3. Aujourd’hui, des attaques sans merci contre les conditions de vie de la classe ouvrière se préparent, à l’instar de ce qui se fait dans les autres pays d’Europe. Les mesures prises dans des pays comme la Hollande, la France, l’Italie ou l’Espagne donnent le cadre général et annoncent les mesures supplémentaires qui seront prises en Belgique.

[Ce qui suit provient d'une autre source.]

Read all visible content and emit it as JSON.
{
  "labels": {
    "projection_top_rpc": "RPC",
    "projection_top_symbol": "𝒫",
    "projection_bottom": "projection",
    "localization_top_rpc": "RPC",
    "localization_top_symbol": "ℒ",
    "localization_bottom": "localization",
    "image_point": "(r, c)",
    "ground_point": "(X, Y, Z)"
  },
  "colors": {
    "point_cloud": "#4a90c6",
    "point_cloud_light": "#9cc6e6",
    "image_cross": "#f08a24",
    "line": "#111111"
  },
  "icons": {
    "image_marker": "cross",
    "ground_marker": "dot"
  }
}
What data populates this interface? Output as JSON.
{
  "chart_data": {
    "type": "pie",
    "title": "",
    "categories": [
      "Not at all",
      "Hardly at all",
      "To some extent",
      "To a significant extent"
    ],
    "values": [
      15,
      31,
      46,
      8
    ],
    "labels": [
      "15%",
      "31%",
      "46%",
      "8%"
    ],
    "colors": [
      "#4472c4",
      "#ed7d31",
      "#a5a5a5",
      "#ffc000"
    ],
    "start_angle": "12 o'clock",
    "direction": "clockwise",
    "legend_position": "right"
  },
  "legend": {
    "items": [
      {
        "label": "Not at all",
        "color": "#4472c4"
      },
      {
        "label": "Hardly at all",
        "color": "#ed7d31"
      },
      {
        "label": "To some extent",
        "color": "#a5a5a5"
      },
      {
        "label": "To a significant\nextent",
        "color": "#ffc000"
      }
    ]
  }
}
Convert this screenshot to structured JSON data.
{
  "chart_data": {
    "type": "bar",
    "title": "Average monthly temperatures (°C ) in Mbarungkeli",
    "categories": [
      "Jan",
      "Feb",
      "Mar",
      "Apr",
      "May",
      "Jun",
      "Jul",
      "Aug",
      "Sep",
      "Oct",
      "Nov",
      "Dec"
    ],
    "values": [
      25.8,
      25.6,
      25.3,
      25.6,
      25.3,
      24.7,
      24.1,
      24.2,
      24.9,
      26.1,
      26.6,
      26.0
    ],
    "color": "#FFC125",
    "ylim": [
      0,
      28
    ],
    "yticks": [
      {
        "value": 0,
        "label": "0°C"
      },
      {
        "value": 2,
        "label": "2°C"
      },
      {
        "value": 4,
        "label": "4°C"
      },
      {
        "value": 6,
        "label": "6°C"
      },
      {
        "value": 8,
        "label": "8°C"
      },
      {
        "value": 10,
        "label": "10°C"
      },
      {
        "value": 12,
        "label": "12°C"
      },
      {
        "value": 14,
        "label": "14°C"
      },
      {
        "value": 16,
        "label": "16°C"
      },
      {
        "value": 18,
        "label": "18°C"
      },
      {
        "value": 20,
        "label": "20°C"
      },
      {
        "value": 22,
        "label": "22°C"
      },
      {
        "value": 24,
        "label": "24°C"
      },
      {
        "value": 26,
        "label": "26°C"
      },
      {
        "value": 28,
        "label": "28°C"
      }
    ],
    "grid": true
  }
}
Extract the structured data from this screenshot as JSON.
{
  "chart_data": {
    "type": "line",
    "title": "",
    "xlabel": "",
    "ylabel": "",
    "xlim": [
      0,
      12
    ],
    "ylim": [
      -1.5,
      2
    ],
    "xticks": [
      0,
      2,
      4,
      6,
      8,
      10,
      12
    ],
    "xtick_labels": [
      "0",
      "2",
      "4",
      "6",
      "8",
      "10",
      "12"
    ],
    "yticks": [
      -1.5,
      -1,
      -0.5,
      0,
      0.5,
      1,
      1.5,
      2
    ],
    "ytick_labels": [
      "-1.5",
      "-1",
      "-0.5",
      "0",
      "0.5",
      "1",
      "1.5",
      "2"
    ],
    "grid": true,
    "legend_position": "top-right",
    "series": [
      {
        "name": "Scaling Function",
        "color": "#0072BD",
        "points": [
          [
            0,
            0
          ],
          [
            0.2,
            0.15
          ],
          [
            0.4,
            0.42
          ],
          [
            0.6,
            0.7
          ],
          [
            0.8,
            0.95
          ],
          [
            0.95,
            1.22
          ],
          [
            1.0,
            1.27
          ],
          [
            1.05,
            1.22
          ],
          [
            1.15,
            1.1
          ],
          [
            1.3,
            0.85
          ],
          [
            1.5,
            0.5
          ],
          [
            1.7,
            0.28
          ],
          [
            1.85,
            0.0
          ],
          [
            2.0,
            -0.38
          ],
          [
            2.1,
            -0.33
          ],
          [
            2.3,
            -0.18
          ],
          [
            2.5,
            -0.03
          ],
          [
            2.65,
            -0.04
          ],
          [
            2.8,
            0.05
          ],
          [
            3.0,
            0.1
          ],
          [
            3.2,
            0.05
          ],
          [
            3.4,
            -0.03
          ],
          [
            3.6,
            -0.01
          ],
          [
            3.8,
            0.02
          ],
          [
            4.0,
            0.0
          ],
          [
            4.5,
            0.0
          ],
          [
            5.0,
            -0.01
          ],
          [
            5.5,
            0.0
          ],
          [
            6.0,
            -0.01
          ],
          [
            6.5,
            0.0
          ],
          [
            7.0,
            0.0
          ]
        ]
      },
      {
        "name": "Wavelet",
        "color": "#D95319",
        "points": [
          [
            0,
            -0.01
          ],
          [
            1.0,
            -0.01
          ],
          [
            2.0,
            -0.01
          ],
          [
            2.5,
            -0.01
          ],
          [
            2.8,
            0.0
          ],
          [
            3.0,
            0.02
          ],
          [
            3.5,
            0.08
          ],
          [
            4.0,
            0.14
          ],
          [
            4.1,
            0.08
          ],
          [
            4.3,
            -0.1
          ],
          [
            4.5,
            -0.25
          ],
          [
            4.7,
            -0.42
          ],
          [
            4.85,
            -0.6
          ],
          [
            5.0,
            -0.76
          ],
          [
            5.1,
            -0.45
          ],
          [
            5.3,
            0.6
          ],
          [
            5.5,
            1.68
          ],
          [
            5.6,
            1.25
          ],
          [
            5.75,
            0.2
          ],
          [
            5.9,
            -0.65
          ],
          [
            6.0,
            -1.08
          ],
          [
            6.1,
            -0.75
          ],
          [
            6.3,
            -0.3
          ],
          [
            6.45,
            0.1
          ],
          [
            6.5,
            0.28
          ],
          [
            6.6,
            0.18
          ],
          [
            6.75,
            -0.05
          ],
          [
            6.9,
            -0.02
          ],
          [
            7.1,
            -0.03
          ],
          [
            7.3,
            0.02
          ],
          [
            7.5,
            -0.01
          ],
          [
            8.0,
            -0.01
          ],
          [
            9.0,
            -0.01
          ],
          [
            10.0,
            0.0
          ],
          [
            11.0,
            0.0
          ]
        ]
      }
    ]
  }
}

Les attaques prendront une double forme :
a. des mesures d’attaques globales contre l’ensemble de la classe ouvrière, en dessus des mesures déjà prises dans le cadre du plan "pluriannuel" 2010-2015 de Van Rompuy, justifiées à partir de la défense de l’Europe et de l’euro contre la crise mondiale (cf. les différentes mesures proposées par le formateur E. Di Rupo):
- réduction budgétaires dans les soins de santé, menaçant la qualité des soins aux patients;
- réduction et même suppression des allocations pour les chômeurs de longue durée, y compris chefs de famille et sans cohabitant + sanctions renforcées contre les chômeurs, suppression de l’allocation d’attente pour les jeunes;
- limitation du droit au crédit d’heures et à la pause carrière;
- suppression de la prise en compte des périodes de chômage, de retraite anticipée et de crédit d’heures pour la retraite;
- la limitation de l’accès à la retraite anticipée, sans même attendre l’évaluation des résultats du Pacte des générations par les partenaires sociaux;
- la limitation du départ à la retraite à 60 ans;
-une attaque contre les retraites des fonctionnaires.?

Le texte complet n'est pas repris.